Are sharks present in greater numbers in Australian waters? And are shark interactions increasing with humans? Some Australian politicians claim that this is the case. Let’s take a look at the research. The Australian Shark Attack File is the most reliable source of shark incident data in Australia. It is maintain at Sydney’s Taronga Zoo.
The Conversation created the map below using data from Australia’s Shark Attack File. It shows shark attacks and human incidents in Australia between 1997-2017. The map has filter buttons that allow you to search the data by year, season or type of injury. To reset the search, press the show all button.
Although the number of shark-human encounters in Australia has increased slightly between 1997 and 2017, it is not clear why. The Australian population has increased by 33% over the past two decades. However, this alone does not explain the rise in shark encounters.
- The data shows that the population grew by 7% between 1997 and 2017.
- Injuries resulting from incidents increased by 1.59%
- Incidents without injury rose by 0.36%
- Fatalities rose by 0.07%
Human-shark encounters can be unpredictable and hard to predict. The increase in shark encounters between 1997 and 2017 is relatively small and could be explain by factors other than shark populations, such as increased reporting or beach use. Is there more sharks around the Australian coast than we think?
White Sharks (formerly Great White Sharks), are responsible for 28 of 36 shark attacks that occurred in Australian waters between 2017 and 2017. They are also the primary target of shark mitigation strategies by the Western Australian, New South Wales, and Queensland governments.

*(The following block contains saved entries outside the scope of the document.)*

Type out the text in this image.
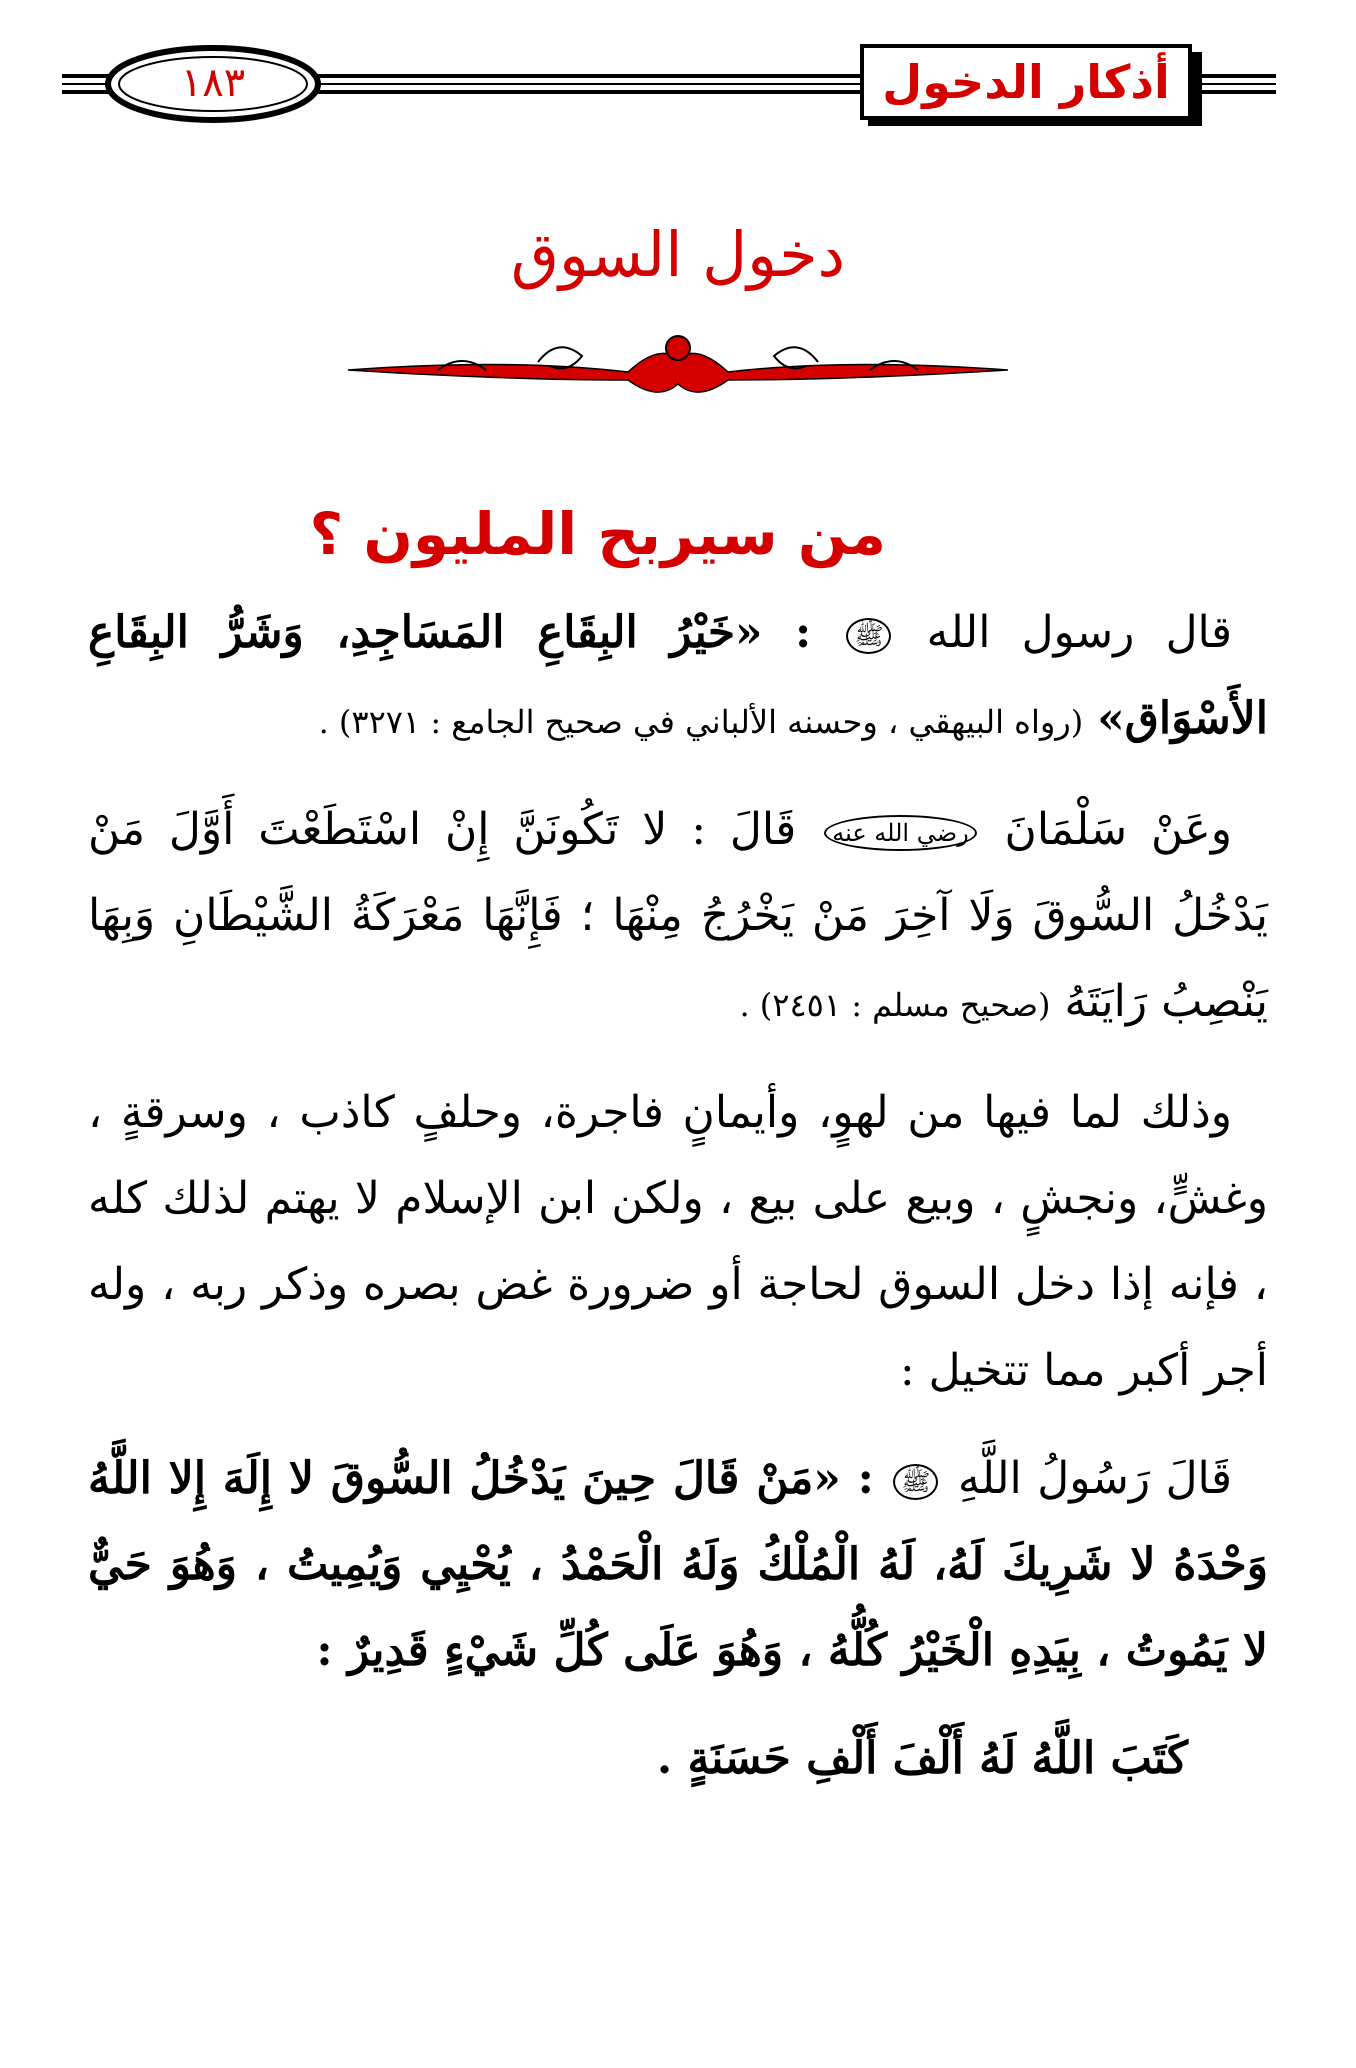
١٨٣	أذكار الدخول
دخول السوق
من سيربح المليون ؟

قال رسول الله ﷺ : «خَيْرُ البِقَاعِ المَسَاجِدِ، وَشَرُّ البِقَاعِ الأَسْوَاق» (رواه البيهقي ، وحسنه الألباني في صحيح الجامع : ٣٢٧١) .

وعَنْ سَلْمَانَ رضي الله عنه قَالَ : لا تَكُونَنَّ إِنْ اسْتَطَعْتَ أَوَّلَ مَنْ يَدْخُلُ السُّوقَ وَلَا آخِرَ مَنْ يَخْرُجُ مِنْهَا ؛ فَإِنَّهَا مَعْرَكَةُ الشَّيْطَانِ وَبِهَا يَنْصِبُ رَايَتَهُ (صحيح مسلم : ٢٤٥١) .

وذلك لما فيها من لهوٍ، وأيمانٍ فاجرة، وحلفٍ كاذب ، وسرقةٍ ، وغشٍّ، ونجشٍ ، وبيع على بيع ، ولكن ابن الإسلام لا يهتم لذلك كله ، فإنه إذا دخل السوق لحاجة أو ضرورة غض بصره وذكر ربه ، وله أجر أكبر مما تتخيل :

قَالَ رَسُولُ اللَّهِ ﷺ : «مَنْ قَالَ حِينَ يَدْخُلُ السُّوقَ لا إِلَهَ إِلا اللَّهُ وَحْدَهُ لا شَرِيكَ لَهُ، لَهُ الْمُلْكُ وَلَهُ الْحَمْدُ ، يُحْيِي وَيُمِيتُ ، وَهُوَ حَيٌّ لا يَمُوتُ ، بِيَدِهِ الْخَيْرُ كُلُّهُ ، وَهُوَ عَلَى كُلِّ شَيْءٍ قَدِيرٌ :

كَتَبَ اللَّهُ لَهُ أَلْفَ أَلْفِ حَسَنَةٍ .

White Sharks In Australian Waters Then?
It is hard to estimate the population of marine species, particularly long-lived migratory species such as White Sharks. There is no evidence to suggest that White Sharks are increasing in numbers, either in Western Australia, or along the Eastern coast. These numbers are stable, or slightly declining, despite targeted conservation efforts.
Two distinct White Shark populations are found off the Australian coasts: one is to the west and the other is to the east. This Strait separates Tasmania from mainland Australia. New Zealand White Sharks are part of the eastern population.
The most recent work done by the CSIRO’s Marine Biodiversity hub under the National Environmental Science Program has resulted in the most accurate and reliable estimate of the species’ population size. According to the CSIRO study, there has been a slight decrease in adult White Shark numbers since 2000.
The current adult population of eastern Australasia is approximately 750. There is uncertainty range from 470 to 1,030. The adult population in the southern-western region is approximately twice as large, at 1,460. There are uncertainties ranging from 760 to 2,250 https://qqonline.bet/.
With the information available about juvenile White Sharks, the total size of the eastern population was 5,460 in 2017, with uncertainty ranging from 2,909 up to 12,802. Because of the time it takes for juveniles to mature, White Sharks are difficult to track population trends. This is around 15 years. Since White Sharks were protect in the late 1990s and are now in their current population, any fluctuations in abundance will only be beginning to show up.
Measure White Shark Populations?
Traditional methods for measuring fish and shark populations are to examine long-term catches from commercial fisheries. Scientists can determine if changes in catchability of sharks are related to their abundance by correcting for fishing effort. This is done by looking at the number of hooks, nets, and tows used by fishermen.
However, due to the rarity of White Sharks being caught by fishing vessels this method is not as reliable as the more recent genetic studies by the CSIRO.
Western Australia has a comprehensive measure of White Shark numbers, based on catch data. The Western Australian Department of Fisheries published a report in 2016 that attempted to analyze changes in the population of white sharks in southern-western Australia since the 1930s. Four scenarios were presented by the authors, none of them suggesting a steady increase in White Shark numbers.
There has been an increase in shark bites in New South Wales over the past few years. The NSW Department of Primary Industries data from the NSW Shark Meshing Program (Bather Protect) Program that shows a recent rise in White Sharks being caught in nets near ocean beaches.
When it comes to shark populations, however, we shouldn’t assume they are connect. Remember that even though two things might be relate, that doesn’t necessarily mean they are connect.
These patterns could indicate that animals are moving closer to shore rather than an increase or decrease in population.